Una forma de escucha intuitiva institucional se ha canalizado a través de la Iglesia católica, las iglesias evangélicas y las ONG. Un ejemplo de ello son las marchas por la paz y la vida, que llegaron a realizarse hasta el año 2011. Estas marchas eran organizadas por el padre Acacio Belandria, s.j., junto con algunos pastores evangélicos.
Aunque en estas marchas no se mencionaba directamente a victimarios, toda su simbología (pancartas, cantos, coros) eran exigiendo que no se siguieran aplicando métodos inhumanos e ilegales de “hacer justicia”.
Las marchas por la paz y la vida tenían tanta concurrencia, incidencia y éxito, porque en la conciencia del altoapureño estaba –y sigue estando– presente la necesidad de un Estado institucional y transparente, que ponga límites a las diferentes formas de ilegalidad e injusticia en la región.
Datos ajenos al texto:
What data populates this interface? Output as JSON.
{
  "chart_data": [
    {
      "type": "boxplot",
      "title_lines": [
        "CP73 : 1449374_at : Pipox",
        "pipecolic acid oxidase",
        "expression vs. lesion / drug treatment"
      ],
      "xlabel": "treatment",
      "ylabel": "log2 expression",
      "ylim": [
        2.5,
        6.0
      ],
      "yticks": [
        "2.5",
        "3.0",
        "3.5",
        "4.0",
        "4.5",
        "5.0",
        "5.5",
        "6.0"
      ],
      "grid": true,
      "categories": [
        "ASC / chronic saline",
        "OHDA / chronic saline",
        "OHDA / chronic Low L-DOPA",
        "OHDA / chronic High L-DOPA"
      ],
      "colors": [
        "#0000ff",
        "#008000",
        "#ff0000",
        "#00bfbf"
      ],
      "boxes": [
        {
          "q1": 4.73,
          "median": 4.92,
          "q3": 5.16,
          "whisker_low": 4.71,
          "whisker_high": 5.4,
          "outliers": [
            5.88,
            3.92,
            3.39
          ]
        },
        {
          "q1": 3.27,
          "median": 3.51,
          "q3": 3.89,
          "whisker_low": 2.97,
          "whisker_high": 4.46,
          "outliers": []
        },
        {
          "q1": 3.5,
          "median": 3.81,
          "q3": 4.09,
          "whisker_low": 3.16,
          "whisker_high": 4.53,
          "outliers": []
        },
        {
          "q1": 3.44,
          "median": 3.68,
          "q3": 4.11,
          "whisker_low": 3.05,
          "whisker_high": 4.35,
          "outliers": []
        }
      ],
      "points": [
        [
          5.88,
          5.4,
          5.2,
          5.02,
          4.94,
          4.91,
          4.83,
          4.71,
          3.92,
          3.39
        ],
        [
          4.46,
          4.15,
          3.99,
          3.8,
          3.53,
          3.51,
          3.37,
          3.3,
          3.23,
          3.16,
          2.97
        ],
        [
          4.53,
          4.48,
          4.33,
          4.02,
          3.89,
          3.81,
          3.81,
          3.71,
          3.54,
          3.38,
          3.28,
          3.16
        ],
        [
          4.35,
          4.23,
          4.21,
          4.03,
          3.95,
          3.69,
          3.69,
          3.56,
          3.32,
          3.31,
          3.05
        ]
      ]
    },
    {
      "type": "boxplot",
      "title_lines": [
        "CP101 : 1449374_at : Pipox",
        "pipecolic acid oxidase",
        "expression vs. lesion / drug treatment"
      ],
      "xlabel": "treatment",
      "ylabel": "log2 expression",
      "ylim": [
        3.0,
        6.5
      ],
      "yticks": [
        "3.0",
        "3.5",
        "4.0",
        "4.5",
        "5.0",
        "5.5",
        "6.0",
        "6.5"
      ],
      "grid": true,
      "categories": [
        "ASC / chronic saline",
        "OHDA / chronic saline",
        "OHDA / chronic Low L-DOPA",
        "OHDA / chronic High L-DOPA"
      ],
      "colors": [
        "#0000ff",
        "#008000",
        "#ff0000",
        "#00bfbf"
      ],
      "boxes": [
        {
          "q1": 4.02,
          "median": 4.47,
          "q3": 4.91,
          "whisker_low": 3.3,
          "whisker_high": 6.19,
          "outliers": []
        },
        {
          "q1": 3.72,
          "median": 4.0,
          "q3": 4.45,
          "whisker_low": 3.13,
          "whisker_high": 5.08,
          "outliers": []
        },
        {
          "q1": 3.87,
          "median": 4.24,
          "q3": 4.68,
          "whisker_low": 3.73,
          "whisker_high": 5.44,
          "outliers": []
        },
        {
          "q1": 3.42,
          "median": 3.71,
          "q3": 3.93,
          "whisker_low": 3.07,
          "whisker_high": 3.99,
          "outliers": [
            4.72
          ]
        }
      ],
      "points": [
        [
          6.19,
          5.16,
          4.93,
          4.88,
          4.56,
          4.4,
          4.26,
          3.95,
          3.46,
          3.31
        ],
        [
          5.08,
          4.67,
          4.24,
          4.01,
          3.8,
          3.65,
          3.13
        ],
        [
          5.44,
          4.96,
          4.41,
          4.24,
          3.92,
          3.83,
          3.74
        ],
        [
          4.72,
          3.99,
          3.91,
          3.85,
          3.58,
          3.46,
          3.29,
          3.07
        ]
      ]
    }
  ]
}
Desde la fundación de estas tierras, los altoapureños han tenido que consolidar sus vínculos primero solos, pero desde los años noventa son claves y necesarios los acompañamientos de la Iglesia católica, especialmente la presencia de los jesuitas, la Diócesis de Guasdualito, las iglesias evangélicas consolidadas no beligerantes, sino dialogantes –como la Iglesia adventista y la bautista–, y ONG como la Cruz Roja, Alto Comisionado de las Naciones Unidas para los Refugiados (ACNUR) y la Sociedad Hebrea de Ayuda al Inmigrante (HIAS por sus siglas en inglés), entre otras.